El doctor Daniel Salinas decía haber querido ser psiquiatra desde que tenía memoria. En opinión de su madre, dicha memoria debía estar limitada a un tiempo bien reciente, pues hasta hacía unos años deseaba ser oftalmólogo y antes de eso se paseó por todas las especialidades que se le cruzaron. Fuera esto cierto o no, desde el momento en que quedó aceptado en Psiquiatría —los cupos de oftalmología, dermatología, y hasta neurología ya estaban tomados— supo que su destino era ayudar a muchas personas a alcanzar vidas plenas, pese a enfermedades tan terribles como la depresión. Apenas recibido como especialista, se postuló como psiquiatra a una de los hospitales clínicos más prestigiosos del país.

Tres meses después, aceptando que dicho hospital no tenía intención de llamarlo, y que su historial académico no debía ser tan atractivo como él pensaba, aceptó cubrir unas horas de consulta ambulatoria en un centro de salud mental privado. La paga era buena y tenían un beneficio indispensable para todo médico que se precie de serlo: una máquina de café con pase libre.

Cuando le entregaron los datos de su primera paciente, una adolescente de dieciséis años, esperaba toparse con alguna chiquilla rica con deseos de llamar la atención de sus padres a través de fallidos intentos suicidas o anorexia. Al ver que la ficha con los antecedentes tardaba en cargarse en el sistema, y que ya llevaba cinco minutos de retraso, decidió arriesgarse a atenderla sin leer su expediente. ¡Qué historia podías tener a los dieciséis años!

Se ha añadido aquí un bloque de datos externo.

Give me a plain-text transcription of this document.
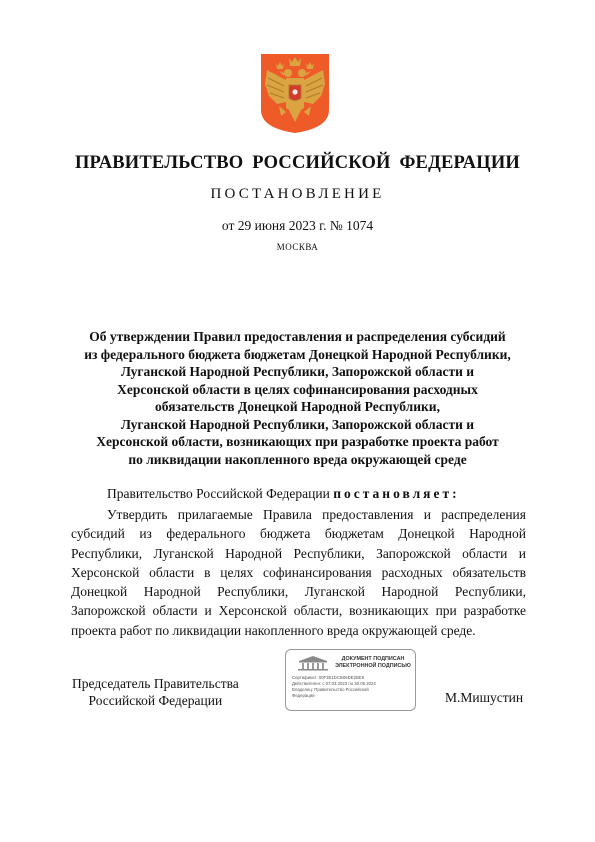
ПРАВИТЕЛЬСТВО РОССИЙСКОЙ ФЕДЕРАЦИИ
ПОСТАНОВЛЕНИЕ
от 29 июня 2023 г. № 1074
МОСКВА
Об утверждении Правил предоставления и распределения субсидий
из федерального бюджета бюджетам Донецкой Народной Республики,
Луганской Народной Республики, Запорожской области и
Херсонской области в целях софинансирования расходных
обязательств Донецкой Народной Республики,
Луганской Народной Республики, Запорожской области и
Херсонской области, возникающих при разработке проекта работ
по ликвидации накопленного вреда окружающей среде
Правительство Российской Федерации постановляет:
Утвердить прилагаемые Правила предоставления и распределения
субсидий из федерального бюджета бюджетам Донецкой Народной
Республики, Луганской Народной Республики, Запорожской области и
Херсонской области в целях софинансирования расходных обязательств
Донецкой Народной Республики, Луганской Народной Республики,
Запорожской области и Херсонской области, возникающих при разработке
проекта работ по ликвидации накопленного вреда окружающей среде.
Председатель Правительства
Российской Федерации
ДОКУМЕНТ ПОДПИСАН
ЭЛЕКТРОННОЙ ПОДПИСЬЮ
Сертификат: 00F3E1DCB06DE2BE9
Действителен: с 07.03.2023 по 30.05.2024
Владелец: Правительство Российской
Федерации	М.Мишустин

La joven, de estatura más bien baja y delgada, tenía un rostro en forma de corazón particularmente bello, pese a la cicatriz que lucía por encima de su ceja derecha, y unos ojos color miel que transmitían hastío. El cabello, castaño y lacio, iba tomado en una coleta, pero no debía llegarle más allá de los hombros. No portaba ninguna joya o complemento de los que las adolescentes solían usar, y aunque Daniel buscó exploratoriamente por un tatuaje visible, tampoco encontró nada. Sin duda, el diagnóstico era depresión…

—Y bien, Inés, ¿qué te trae por aquí?

—Un auto.

Al doctor le tomó unos minutos entender la réplica, y se preguntó si se trataba de algún tipo de sarcasmo o más bien la respuesta de una mentalidad concreta. El rostro de la chica no dejaba adivinar gran cosa. «¡Diablos, debí leer la ficha!»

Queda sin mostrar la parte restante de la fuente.